Friday, December 07, 2012

The Crazies on the right won't let the Party change

The Bubble dwellers live in an alternate universe from the rest of the world. You can't penetrate that Bubble with common sense, intelligence, or truth, all of which are alien to the Bubble Dwellers who get their "news" from the Fox insane asylum and Rush Limbaugh, the real head of the GOP.  Limbaugh speaks to his adoring "dittotheads" every day and they parrot back whatever he tells them. His commands become their definition of "truth."

THE CRAZY BASE WON'T LET THE REPUBLICAN PARTY CHANGE
By Bob Cesca

In the wake of the election, there's no doubt the Republican Party is capable of making some adjustments to rebrand itself. If nothing else, the party has demonstrated its proclivity for sloganeering and marketing and there are plenty of ways it can adjust its messaging. But it's obvious to anyone paying attention that the base simply won't allow the party to change in any meaningful way.

The base is deeply encased within the twisted, alternate-reality looking glass that the GOP has been constructing throughout the last three decades: a realm of anger, racial resentment, distrust of government, hatred of immigrants and violently anti-choice misogynists and demagogues. The party has deliberately incited these tendencies via the conservative entertainment complex, as David Frum called it on Morning Joe -- AM talk radio, Fox News Channel and the like -- and augmented it with the generous contributions of wealthy financiers who bankroll everything from astroturf campaigns to the bulk-purchasing of every book-length screed by Ann Coulter, Sean Hannity, Michelle Malkin and Glenn Beck.
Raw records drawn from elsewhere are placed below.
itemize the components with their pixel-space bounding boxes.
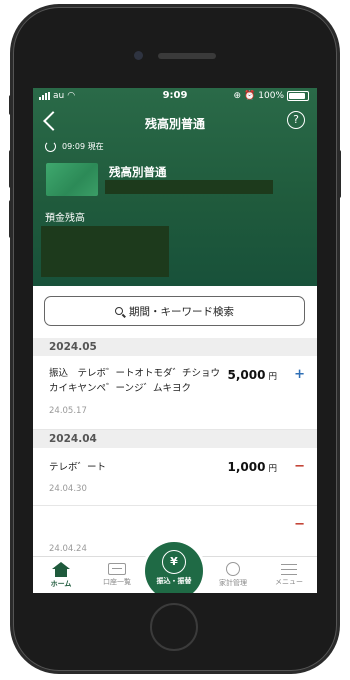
update-status[interactable]: 09:09 現在 — [45, 141, 104, 152]
page-title: 残高別普通 — [144, 117, 205, 131]
power-button — [337, 150, 341, 198]
account-name: 残高別普通 — [109, 165, 167, 179]
transfer-button[interactable]: ¥ 振込・振替 — [145, 542, 203, 593]
withdrawal-sign: − — [294, 459, 305, 474]
pie-chart-icon — [226, 562, 240, 576]
transaction-date: 24.04.24 — [49, 544, 87, 554]
transaction-date: 24.05.17 — [49, 406, 87, 416]
account-header: au ◠ 9:09 ⊕ ⏰ 100% 残高別普通 ? 09:09 現在 残高別普… — [33, 88, 317, 286]
transfer-label: 振込・振替 — [156, 577, 192, 585]
tab-home[interactable]: ホーム — [33, 557, 89, 593]
transaction-row[interactable]: 振込 テレボ゛ートオトモダ゛チショウカイキヤンペ゛ーンジ゛ムキヨク 24.05.… — [33, 356, 317, 430]
transaction-amount: 5,000 円 — [227, 368, 277, 382]
menu-icon — [281, 564, 297, 575]
alarm-icon: ⏰ — [244, 91, 256, 101]
front-camera — [134, 51, 143, 60]
search-icon — [115, 307, 123, 315]
card-image — [46, 163, 98, 196]
home-icon — [52, 562, 70, 569]
search-button[interactable]: 期間・キーワード検索 — [44, 296, 305, 326]
card-list-icon — [108, 563, 126, 575]
tab-accounts[interactable]: 口座一覧 — [89, 557, 145, 593]
search-label: 期間・キーワード検索 — [129, 305, 234, 318]
redacted-balance — [41, 226, 169, 277]
transaction-date: 24.04.30 — [49, 484, 87, 494]
nav-bar: 残高別普通 ? — [33, 108, 317, 136]
month-header: 2024.04 — [33, 430, 317, 448]
updated-time: 09:09 現在 — [62, 142, 104, 151]
tab-accounts-label: 口座一覧 — [103, 578, 131, 586]
deposit-sign: + — [294, 367, 305, 382]
month-header: 2024.05 — [33, 338, 317, 356]
transaction-amount: 1,000 円 — [227, 460, 277, 474]
deposit-balance-label: 預金残高 — [45, 213, 85, 224]
earpiece-speaker — [158, 53, 216, 59]
redacted-account-number — [105, 180, 273, 194]
volume-down-button-2 — [9, 200, 13, 238]
transaction-description: 振込 テレボ゛ートオトモダ゛チショウカイキヤンペ゛ーンジ゛ムキヨク — [49, 368, 221, 394]
home-icon-base — [55, 569, 67, 577]
home-button[interactable] — [150, 603, 198, 651]
tab-menu[interactable]: メニュー — [261, 557, 317, 593]
refresh-icon[interactable] — [45, 141, 56, 152]
app-screen: au ◠ 9:09 ⊕ ⏰ 100% 残高別普通 ? 09:09 現在 残高別普… — [33, 88, 317, 593]
status-bar: au ◠ 9:09 ⊕ ⏰ 100% — [33, 88, 317, 106]
withdrawal-sign: − — [294, 517, 305, 532]
help-icon[interactable]: ? — [287, 111, 305, 129]
volume-up-button — [9, 95, 13, 115]
battery-icon — [287, 91, 309, 101]
tab-home-label: ホーム — [50, 580, 72, 588]
volume-down-button — [9, 150, 13, 188]
transaction-description: テレボ゛ート — [49, 462, 107, 473]
yen-transfer-icon: ¥ — [162, 550, 186, 574]
tab-household-label: 家計管理 — [219, 579, 247, 587]
battery-percent: 100% — [258, 91, 284, 101]
phone-frame: au ◠ 9:09 ⊕ ⏰ 100% 残高別普通 ? 09:09 現在 残高別普… — [13, 7, 337, 671]
tab-household[interactable]: 家計管理 — [205, 557, 261, 593]
transaction-row[interactable]: テレボ゛ート 24.04.30 1,000 円 − — [33, 448, 317, 506]
lock-rotation-icon: ⊕ — [233, 91, 242, 101]
tab-menu-label: メニュー — [275, 578, 303, 586]
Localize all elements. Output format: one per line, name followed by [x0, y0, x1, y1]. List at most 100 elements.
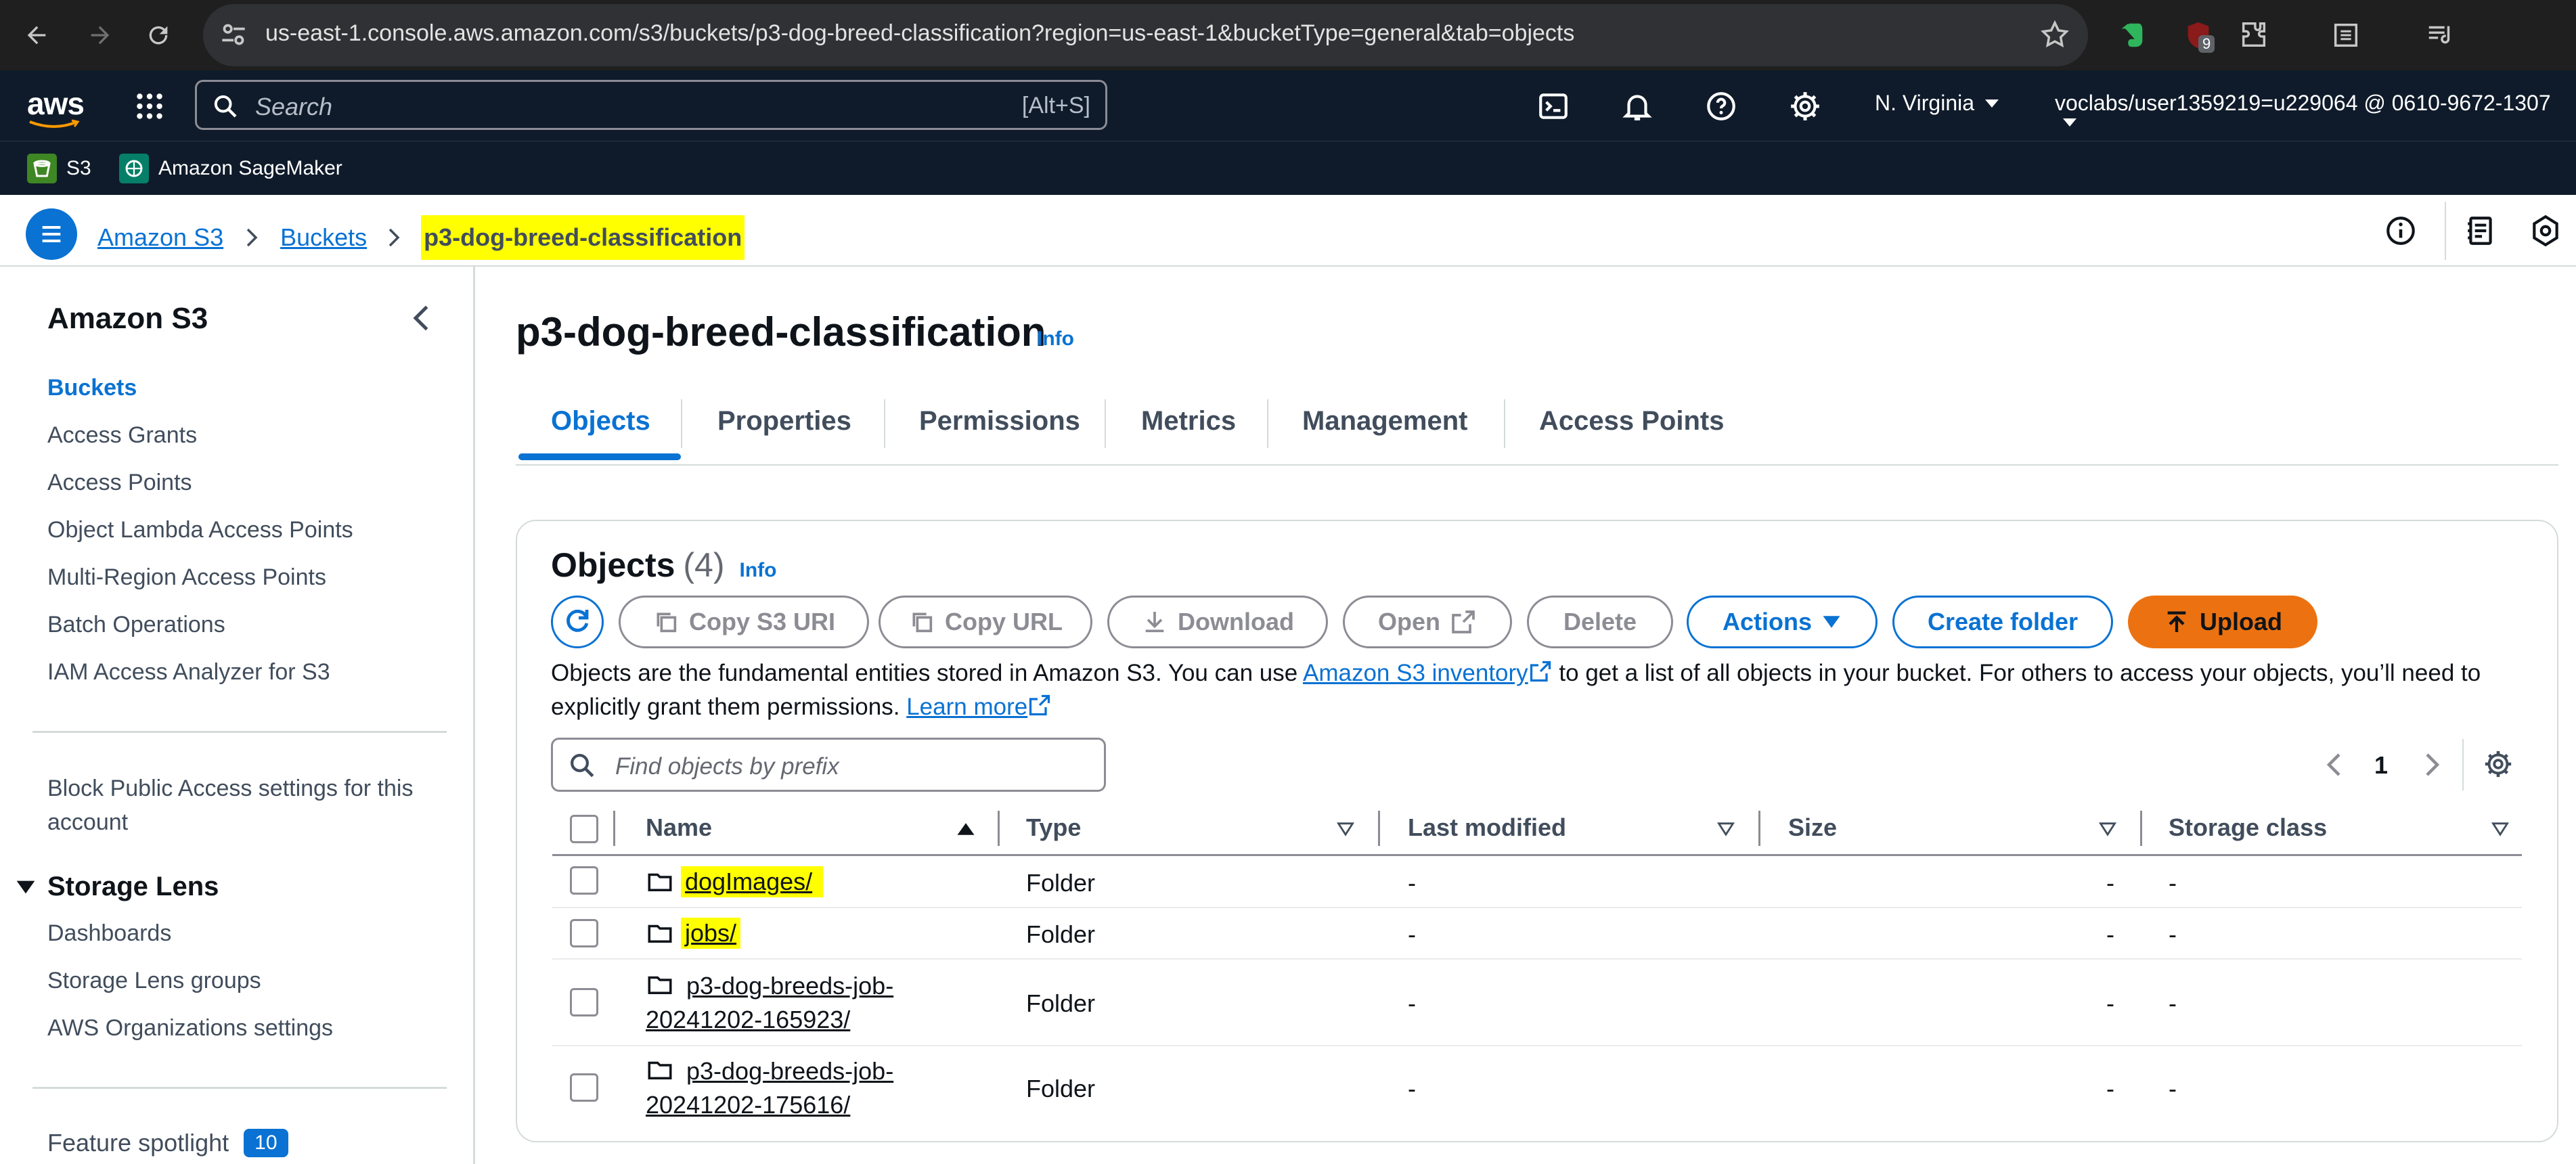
notes-panel-icon[interactable]	[2464, 214, 2497, 248]
tab-bar-border	[516, 464, 2558, 466]
breadcrumb-amazon-s3[interactable]: Amazon S3	[97, 223, 223, 252]
row-checkbox[interactable]	[570, 919, 598, 947]
divider	[2462, 739, 2464, 790]
row-checkbox[interactable]	[570, 866, 598, 895]
feature-spotlight[interactable]: Feature spotlight 10	[47, 1129, 288, 1157]
object-name-link[interactable]: 20241202-175616/	[646, 1091, 850, 1119]
sidebar-item-dashboards[interactable]: Dashboards	[47, 920, 171, 947]
column-header-size[interactable]: Size	[1788, 813, 1837, 842]
page-number[interactable]: 1	[2374, 751, 2388, 780]
services-menu-icon[interactable]	[133, 89, 166, 123]
folder-icon	[648, 976, 672, 994]
media-control-icon[interactable]	[2420, 15, 2461, 55]
object-name-link[interactable]: 20241202-165923/	[646, 1006, 850, 1034]
copy-s3-uri-button[interactable]: Copy S3 URI	[619, 596, 869, 648]
object-name-link[interactable]: p3-dog-breeds-job-	[686, 972, 893, 1000]
refresh-icon	[567, 609, 589, 632]
page-info-link[interactable]: Info	[1037, 328, 1074, 351]
cloudformation-panel-icon[interactable]	[2529, 214, 2562, 248]
sort-icon[interactable]	[1336, 820, 1355, 838]
sidebar-item-aws-organizations-settings[interactable]: AWS Organizations settings	[47, 1015, 333, 1042]
objects-info-link[interactable]: Info	[740, 559, 777, 582]
row-checkbox[interactable]	[570, 988, 598, 1016]
console-search-input[interactable]: Search [Alt+S]	[195, 80, 1107, 130]
settings-gear-icon[interactable]	[1788, 89, 1822, 123]
column-header-storage-class[interactable]: Storage class	[2169, 813, 2327, 842]
table-preferences-gear-icon[interactable]	[2483, 748, 2514, 780]
object-size: -	[2106, 1075, 2114, 1102]
info-panel-icon[interactable]	[2384, 214, 2418, 248]
tab-metrics[interactable]: Metrics	[1141, 406, 1236, 436]
folder-icon	[648, 1061, 672, 1079]
tab-objects[interactable]: Objects	[551, 406, 650, 436]
next-page-icon[interactable]	[2419, 750, 2443, 780]
reading-list-icon[interactable]	[2326, 15, 2366, 55]
navigation-menu-button[interactable]	[26, 208, 77, 260]
evernote-extension-icon[interactable]	[2112, 15, 2152, 55]
sidebar-item-access-points[interactable]: Access Points	[47, 470, 192, 496]
learn-more-link[interactable]: Learn more	[906, 694, 1027, 720]
sidebar-item-object-lambda-access-points[interactable]: Object Lambda Access Points	[47, 517, 353, 543]
tab-access-points[interactable]: Access Points	[1539, 406, 1724, 436]
tab-properties[interactable]: Properties	[717, 406, 851, 436]
sidebar-item-buckets[interactable]: Buckets	[47, 375, 137, 401]
back-icon[interactable]	[16, 15, 57, 55]
select-all-checkbox[interactable]	[570, 815, 598, 843]
url-text[interactable]: us-east-1.console.aws.amazon.com/s3/buck…	[265, 20, 1574, 47]
find-objects-input[interactable]: Find objects by prefix	[551, 738, 1106, 792]
favorite-s3[interactable]: S3	[27, 154, 91, 183]
copy-url-button[interactable]: Copy URL	[879, 596, 1092, 648]
actions-dropdown-button[interactable]: Actions	[1687, 596, 1878, 648]
sidebar-item-batch-operations[interactable]: Batch Operations	[47, 612, 225, 638]
forward-icon[interactable]	[80, 15, 120, 55]
object-name-link[interactable]: dogImages/	[681, 866, 824, 897]
s3-service-icon	[27, 154, 57, 183]
row-checkbox[interactable]	[570, 1073, 598, 1102]
object-name-link[interactable]: p3-dog-breeds-job-	[686, 1057, 893, 1085]
sort-ascending-icon[interactable]	[956, 820, 976, 838]
region-selector[interactable]: N. Virginia	[1875, 91, 2000, 116]
column-header-type[interactable]: Type	[1026, 813, 1081, 842]
breadcrumb-buckets[interactable]: Buckets	[280, 223, 367, 252]
sidebar-item-multi-region-access-points[interactable]: Multi-Region Access Points	[47, 564, 326, 591]
favorite-sagemaker[interactable]: Amazon SageMaker	[119, 154, 342, 183]
help-icon[interactable]	[1704, 89, 1738, 123]
cloudshell-icon[interactable]	[1536, 89, 1570, 123]
upload-button[interactable]: Upload	[2128, 596, 2317, 648]
sidebar-item-access-grants[interactable]: Access Grants	[47, 422, 197, 449]
notifications-bell-icon[interactable]	[1620, 89, 1654, 123]
address-bar[interactable]: us-east-1.console.aws.amazon.com/s3/buck…	[203, 4, 2088, 66]
sort-icon[interactable]	[2098, 820, 2117, 838]
external-link-icon	[1452, 610, 1475, 633]
sort-icon[interactable]	[1716, 820, 1735, 838]
sidebar-title[interactable]: Amazon S3	[47, 302, 208, 336]
extensions-puzzle-icon[interactable]	[2234, 15, 2274, 55]
sidebar-item-iam-access-analyzer[interactable]: IAM Access Analyzer for S3	[47, 659, 330, 686]
reload-icon[interactable]	[138, 15, 179, 55]
object-name-link[interactable]: jobs/	[681, 918, 741, 949]
object-last-modified: -	[1408, 920, 1416, 948]
delete-button[interactable]: Delete	[1527, 596, 1673, 648]
open-button[interactable]: Open	[1343, 596, 1512, 648]
download-button[interactable]: Download	[1107, 596, 1328, 648]
storage-lens-section-toggle[interactable]: Storage Lens	[15, 872, 219, 902]
object-size: -	[2106, 920, 2114, 948]
bookmark-star-icon[interactable]	[2039, 19, 2070, 50]
sort-icon[interactable]	[2491, 820, 2510, 838]
tab-permissions[interactable]: Permissions	[919, 406, 1080, 436]
s3-inventory-link[interactable]: Amazon S3 inventory	[1303, 660, 1528, 686]
sidebar-item-storage-lens-groups[interactable]: Storage Lens groups	[47, 968, 261, 994]
aws-logo[interactable]: aws	[27, 85, 85, 131]
create-folder-button[interactable]: Create folder	[1892, 596, 2113, 648]
prev-page-icon[interactable]	[2323, 750, 2347, 780]
sidebar-item-block-public-access[interactable]: Block Public Access settings for this ac…	[47, 771, 453, 839]
refresh-button[interactable]	[551, 596, 604, 648]
account-menu[interactable]: voclabs/user1359219=u229064 @ 0610-9672-…	[2055, 91, 2576, 133]
site-settings-icon[interactable]	[217, 18, 250, 51]
column-header-last-modified[interactable]: Last modified	[1408, 813, 1566, 842]
collapse-sidebar-icon[interactable]	[409, 302, 436, 334]
tab-management[interactable]: Management	[1302, 406, 1468, 436]
ublock-extension-icon[interactable]: 9	[2178, 15, 2219, 55]
column-header-name[interactable]: Name	[646, 813, 712, 842]
breadcrumb: Amazon S3 Buckets p3-dog-breed-classific…	[97, 215, 745, 260]
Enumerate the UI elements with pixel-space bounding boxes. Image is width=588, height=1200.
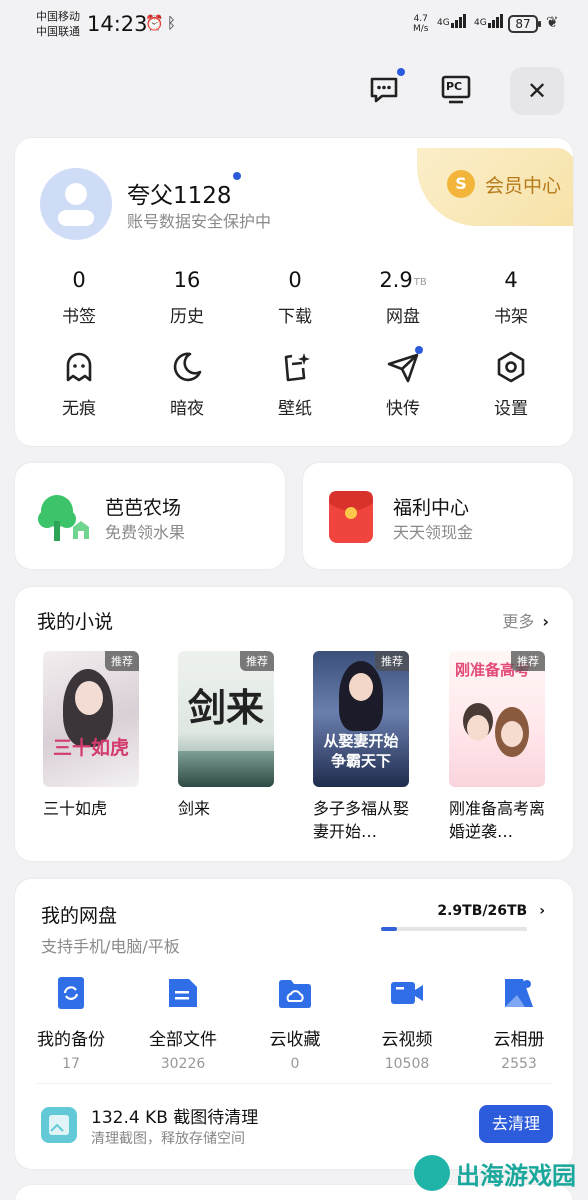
notification-dot — [397, 68, 405, 76]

The problem this creates, of course, is that the Republican Party has been consumed by misinformed idiots with no substantial connection to the real world, and the first post-election PPP poll only serves to amplify this conclusion.

First, the good news. Fifty-six percent of Republican voters aren't really interested in seceding from the United States.

Wait. Isn't that kind of low given the seriousness of topic?

The bumper-sticker party of "these colors don't run" -- the party that practically branded the notion of American patriotism during the previous decade -- is only around half-sure that it doesn't want to totally abandon the United States it heretofore claimed to love so much. The other half is split between still making up its mind on secession and totally wanting to secede right away.

As I've written before, we can only regard this as fair-weather patriotism. More than that, it's just dumb. Perhaps there's a big steaming chunk of wishful thinking on the part of the secession supporters, but the process of secession presents a huge obstacle: it's simply impossible.

For a significant demographic cross-section of the party, softening on issues like immigration and reproductive choice is more obscene than the impossible task of disconnecting from the Constitution and forming a separate nation.

But wait. There's more.

The PPP study asked Republican voters why they thought President Obama was reelected. Thanks to the ex-morning-zoo-deejays and television screechers in the conservative entertainment complex, half of all Republicans think the president stole the election. Actually -- correction -- the president didn't directly steal the election. Half of all Republicans told PPP that ACORN stole it for him. 49 percent of Republicans believe ACORN, the evil nonprofit organization, rigged the election for the president somehow.

Good news and bad news on this one.

The good news first: the percentage of Republicans who think ACORN stole the election is down by three percent from 2009 when 52 percent thought ACORN prevented John McCain and Sarah Palin from winning the election.

Here's the bad/hilarious news: ACORN ceased to exist years ago following a conspiracy of videotaped lies by Andrew Breitbart and James O'Keefe; a scam that was picked up by Republican leadership in Congress where the organization, which didn't break any laws, was stripped of federal funding. After it was too late, the U.S. Government Accountability Office determined that the Breitbart/O'Keefe videos were heavily edited and that no federal funds were misused and no laws were broken. But ACORN was killed by a conspiracy of lies and slander anyway.

And now, years following its wrongful death sentence, ACORN is still being unjustly and inexplicably accused of stealing elections, and it's all because the base is entirely disconnected with facts and reality -- a disconnection that's reinforced in almost every sphere of right-wing influence.

Anyone who thinks the Republicans are capable changing is just as delusional as the secessionists and conspiracy theorists who compose the GOP's base. The far-right entertainment complex is so deeply and inextricably woven into the life-support system of the Republican Party, it's nearly impossible to extract the crazy-cells without killing the host.